« Comme une lettre à la poste »

Plus tôt dans la journée, je pensais à cet article. J’étais dans les rues de Paris, chacun de mes tibias pesait 20 kg et -pardonnez moi- je songeais sérieusement au moment où j’allais devoir m’arrêter pour g*****. Je cherchais un titre -vous pensez à quoi vous quand vous courrez ?- et mon choix s’était porté sur « C’est l’histoire d’une lutte ».
Le titre a changé. Ça a prit une heure. Une heure de course.
Samedi, j’ai rendez vous avec un 10km. C’était la dernière semaine, la semaine de relâche pour tout coureur normalement constitué. Celle qui suit les semaines d’entrainements, celle méritée, où l’on garde le canapé sans culpabiliser puisque tout est prêt dans les jambes. Vous l’aurez compris à la teneur de mes articles précédents, cette semaine représentait plus la semaine-sauvetage, la semaine-de-la-dernière-chance.
Lundi, j’avais courageusement décidé d’aller courir. J’ai fait 1 km, et puis, j’ai fait demi tour. Est ce que ça vous arrive d’avoir les tibias lourds, mais lourds ? Quand je ne cours pas sérieusement pendant plusieurs jours/semaines, c’est ce qu’il se passe pour moi. L’impression de ne plus réussir à mettre le pied en flexe, parce que mon os coince. Bref. Lundi donc, après 1 km allé, et 1 km pour vite retourner à  la maison, j’ai décidé de faire une séance de triche. Mon rendez vous de samedi ne me permettait pas de simplement rentrer tête basse. Alors j’ai pris des escaliers, très hauts et très longs (bon pas si longs mais…) Et j’ai fait 5 séries. Puis je suis rentrée, tête moins basse que si je n’avais rien fait.

Paris-20140127-01697

Et puis aujourd’hui, jeudi. Je savais déjà que j’allais sauter l’entrainement, le reportant une énième fois à demain. Mais mon ami m’a pousser au cul. Il a dit « On va courir« . Bon. Allons courir.
J’y suis allée à reculons, j’ai commencé à courir, mes tibias ont commencés à peser, j’ai commencé à espérer tomber dans les pommes pour arrêter le supplice, je ne suis pas tombée dans les pommes. Puis mon ami a dit « Dans 10 minutes tu seras contente d’être là« . Alors j’ai pensé « Si j’avais été seule, je serai déjà repartie en arrière. » Puis il à dit « Ça fait déjà 10 minutes qu’on court » et j’ai pensé « Merde c’est tout« . Ensuite, il ne s’est plus occupé de moi, et je ne me suis plus occupée de moi non plus. J’ai fixé son dos, et j’ai couru, et j’avais mal aux jambes, et j’avais la nausée, et puis d’un coup, tout à disparu. D’un coup j’ai pu sentir le vent sur mon visage, et sur mes mains, qui me rafraichissait, j’ai pu sentir que mes pieds n’étaient pas si lourds, que je n’avais pas tant perdu, j’ai pu écouter mon souffle relativement régulier, j’ai pu lever les yeux et regarder le ciel bien loin, en sentant que c’était bon.
Ensuite mon ami à dit « Plus que 800m et on aura fait nos 10 bornes« . Alors j’ai dit « Sérieux ? Tu me mens, non ?  » Alors il s’est offusqué. Je sais pas s’il a fait exprès, mais on a rajouté un km. Puis il a dit « T’as vu c’est passé comme une lettre à la poste« . Puis j’ai rien dit. Parce qu’il avait bien raison.

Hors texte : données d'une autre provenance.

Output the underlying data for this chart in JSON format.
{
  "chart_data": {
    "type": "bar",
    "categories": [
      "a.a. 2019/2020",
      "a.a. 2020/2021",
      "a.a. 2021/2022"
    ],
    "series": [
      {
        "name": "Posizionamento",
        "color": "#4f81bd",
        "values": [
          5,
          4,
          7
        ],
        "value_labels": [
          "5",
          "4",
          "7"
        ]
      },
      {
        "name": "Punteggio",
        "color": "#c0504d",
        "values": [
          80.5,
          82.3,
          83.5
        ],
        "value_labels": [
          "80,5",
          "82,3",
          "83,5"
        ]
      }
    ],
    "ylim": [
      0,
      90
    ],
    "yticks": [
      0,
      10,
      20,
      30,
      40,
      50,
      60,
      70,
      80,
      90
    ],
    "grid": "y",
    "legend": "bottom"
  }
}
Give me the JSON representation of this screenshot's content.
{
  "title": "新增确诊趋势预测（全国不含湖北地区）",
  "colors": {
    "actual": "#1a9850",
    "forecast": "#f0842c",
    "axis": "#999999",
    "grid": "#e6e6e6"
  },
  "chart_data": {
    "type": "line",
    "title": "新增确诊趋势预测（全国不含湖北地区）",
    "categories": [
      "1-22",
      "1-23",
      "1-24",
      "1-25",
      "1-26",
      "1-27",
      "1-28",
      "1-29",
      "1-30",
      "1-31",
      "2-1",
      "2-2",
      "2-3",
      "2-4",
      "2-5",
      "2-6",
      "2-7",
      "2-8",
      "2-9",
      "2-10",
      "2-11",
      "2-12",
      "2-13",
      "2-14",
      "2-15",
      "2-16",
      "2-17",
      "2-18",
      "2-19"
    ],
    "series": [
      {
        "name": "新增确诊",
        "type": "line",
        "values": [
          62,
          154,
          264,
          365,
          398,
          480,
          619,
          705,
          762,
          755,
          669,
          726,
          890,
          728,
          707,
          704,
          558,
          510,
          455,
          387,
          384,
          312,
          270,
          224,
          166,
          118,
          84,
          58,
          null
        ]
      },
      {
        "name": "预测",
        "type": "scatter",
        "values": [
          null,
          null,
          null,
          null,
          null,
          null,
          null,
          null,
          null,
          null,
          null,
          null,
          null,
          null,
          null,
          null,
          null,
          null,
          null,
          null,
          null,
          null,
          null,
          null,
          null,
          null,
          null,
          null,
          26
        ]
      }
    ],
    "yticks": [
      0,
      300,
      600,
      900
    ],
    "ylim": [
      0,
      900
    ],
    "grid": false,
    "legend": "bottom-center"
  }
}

Alors voilà, tout ça pour dire qu’aujourd’hui, j’ai couru 11 km, en 1h04. Et que j’ai aimé ça. Et que malgré ces semaines horribles post marathon, ces semaines de culpabilité, ces luttes matinales pour y aller, je suis bien contente de toujours tourner autour des 10 km/h. Je sais pas si c’était très intelligent de s’enquiller ça avant samedi, mais peu importe. Après une sortie comme celle là, j’ai presque envie de chuchoter « I’m back ». Mais je vais attendre un peu, pour être sûre.

En tout cas y a pas à dire, en cas de doute, courir avec une paire de fesses sous les yeux, ça aide.